19. ASF (Advanced Systems Format)

– Pros: Integrates well with Windows-based systems.

– Cons: Not as popular outside of the Windows ecosystem.

– Bonus info: ASF is the precursor to the WMV format.

– Usage: Good for streaming applications on Windows platforms.

20. 3GP

– Pros: Optimized for mobile phones, small file sizes.
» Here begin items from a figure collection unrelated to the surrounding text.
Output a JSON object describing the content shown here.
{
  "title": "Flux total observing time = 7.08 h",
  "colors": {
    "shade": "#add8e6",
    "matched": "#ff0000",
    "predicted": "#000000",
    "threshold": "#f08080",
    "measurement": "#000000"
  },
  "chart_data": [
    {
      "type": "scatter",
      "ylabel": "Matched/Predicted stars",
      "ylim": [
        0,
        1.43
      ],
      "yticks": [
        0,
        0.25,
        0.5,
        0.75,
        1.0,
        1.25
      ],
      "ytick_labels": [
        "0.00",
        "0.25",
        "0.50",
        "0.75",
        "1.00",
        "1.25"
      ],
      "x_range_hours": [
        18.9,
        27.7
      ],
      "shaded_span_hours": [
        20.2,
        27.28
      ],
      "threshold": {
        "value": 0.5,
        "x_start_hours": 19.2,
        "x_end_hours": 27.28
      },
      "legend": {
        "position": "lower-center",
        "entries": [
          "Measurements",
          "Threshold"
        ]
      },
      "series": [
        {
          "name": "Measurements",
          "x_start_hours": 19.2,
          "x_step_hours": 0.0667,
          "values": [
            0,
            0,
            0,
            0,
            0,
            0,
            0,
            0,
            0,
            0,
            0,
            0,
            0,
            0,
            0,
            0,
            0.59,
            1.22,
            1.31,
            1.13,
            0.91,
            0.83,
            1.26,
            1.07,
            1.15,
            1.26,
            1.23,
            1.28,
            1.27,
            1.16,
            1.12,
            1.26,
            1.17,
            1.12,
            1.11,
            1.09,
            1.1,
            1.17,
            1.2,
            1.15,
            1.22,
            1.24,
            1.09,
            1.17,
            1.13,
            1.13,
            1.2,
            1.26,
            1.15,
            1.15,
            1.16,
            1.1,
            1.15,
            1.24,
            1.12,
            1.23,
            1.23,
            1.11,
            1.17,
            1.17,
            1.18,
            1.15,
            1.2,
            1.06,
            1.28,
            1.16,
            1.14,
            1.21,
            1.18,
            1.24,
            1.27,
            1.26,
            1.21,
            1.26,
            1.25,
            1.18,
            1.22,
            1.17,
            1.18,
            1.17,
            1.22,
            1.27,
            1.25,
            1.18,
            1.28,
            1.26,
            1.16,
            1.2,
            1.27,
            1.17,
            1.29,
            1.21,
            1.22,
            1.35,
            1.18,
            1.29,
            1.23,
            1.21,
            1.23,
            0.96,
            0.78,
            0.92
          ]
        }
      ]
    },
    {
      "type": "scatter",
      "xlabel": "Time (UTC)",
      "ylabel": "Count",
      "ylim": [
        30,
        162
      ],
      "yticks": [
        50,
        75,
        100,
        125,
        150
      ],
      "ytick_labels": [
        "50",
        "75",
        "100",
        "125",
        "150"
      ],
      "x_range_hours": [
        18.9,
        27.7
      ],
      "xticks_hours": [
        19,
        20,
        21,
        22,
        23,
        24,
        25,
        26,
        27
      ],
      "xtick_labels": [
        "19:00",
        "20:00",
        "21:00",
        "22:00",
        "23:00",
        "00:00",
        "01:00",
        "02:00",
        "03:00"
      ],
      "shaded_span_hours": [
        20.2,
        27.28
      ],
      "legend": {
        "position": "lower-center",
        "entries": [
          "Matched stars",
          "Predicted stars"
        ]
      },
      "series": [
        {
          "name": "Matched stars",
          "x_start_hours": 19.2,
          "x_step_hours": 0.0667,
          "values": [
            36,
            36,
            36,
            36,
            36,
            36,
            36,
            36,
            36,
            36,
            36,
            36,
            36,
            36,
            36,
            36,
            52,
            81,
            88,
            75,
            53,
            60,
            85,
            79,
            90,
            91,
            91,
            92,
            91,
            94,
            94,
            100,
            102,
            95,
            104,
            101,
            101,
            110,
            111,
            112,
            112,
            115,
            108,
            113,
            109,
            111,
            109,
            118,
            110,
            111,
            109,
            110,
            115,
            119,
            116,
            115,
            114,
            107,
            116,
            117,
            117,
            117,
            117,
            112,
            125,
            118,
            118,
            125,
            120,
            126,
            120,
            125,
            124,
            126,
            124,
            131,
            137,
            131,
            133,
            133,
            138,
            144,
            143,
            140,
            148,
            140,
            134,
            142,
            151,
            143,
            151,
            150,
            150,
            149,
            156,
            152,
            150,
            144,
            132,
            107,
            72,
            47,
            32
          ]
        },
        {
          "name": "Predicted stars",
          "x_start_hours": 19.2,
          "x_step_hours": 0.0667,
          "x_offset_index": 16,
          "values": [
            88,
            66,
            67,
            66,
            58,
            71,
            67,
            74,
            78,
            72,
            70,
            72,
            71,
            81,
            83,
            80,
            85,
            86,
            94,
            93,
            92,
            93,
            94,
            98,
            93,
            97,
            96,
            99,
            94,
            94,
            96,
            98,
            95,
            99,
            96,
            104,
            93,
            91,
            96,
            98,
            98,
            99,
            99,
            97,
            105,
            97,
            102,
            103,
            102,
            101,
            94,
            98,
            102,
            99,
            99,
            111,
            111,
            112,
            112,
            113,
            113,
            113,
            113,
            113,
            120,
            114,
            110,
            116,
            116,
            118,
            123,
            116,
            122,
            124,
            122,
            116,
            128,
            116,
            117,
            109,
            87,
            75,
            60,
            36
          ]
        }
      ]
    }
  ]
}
– Cons: Low video and audio quality.

– Bonus info: 3GP was used to share videos on early mobile phones.

– Application: Used for video on older mobile phones or where extremely low file size is a priority.

21. M2TS (MPEG-2 Transport Stream)

– Pros: Supports HD video and advanced audio.

– Cons: Not commonly used outside of Blu-ray.

– Bonus info: M2TS is a format used on Blu-ray discs.

– Usage: Used for HD video on Blu-ray discs.

22 RMVB (RealMedia Variable Bitrate)

– Pros: Good for streaming at variable bit rates.

– Cons: Less support on modern platforms.

– Bonus info: RMVB was used to stream video in areas with limited bandwidth.

– Usage: Useful for online streaming in areas with varying internet bandwidth.

23. VP9

– Pros: Open, royalty-free, good for 4K video.

– Cons: Not as widely supported as H.264.

– Bonus info: VP9 is primarily used on YouTube and Google services.

– Usage: Recommended for video content on YouTube, especially for 4K content.

24. M4V

– Pros: Similar to MP4, good for Apple devices.

– Cons: DRM restrictions in some files.

– Bonus info: M4V is often the preferred format for videos from iTunes.

– Usage: Most commonly used for videos downloaded or rented from iTunes.

25. SWF (Small Web Format)

– Pros: Was ideal for interactive web animations.

– Cons: Limited support after the end of Adobe Flash.

– Bonus info: SWF was at the heart of Adobe Flash technology.

– Use: Previously used for interactive web videos and games, but now obsolete.

Each of these formats has a unique scope and characteristics that make it more or less suitable for different purposes. When choosing a format, it’s important to consider where the video will be used, the quality requirements, and which devices or platforms it needs to be compatible with.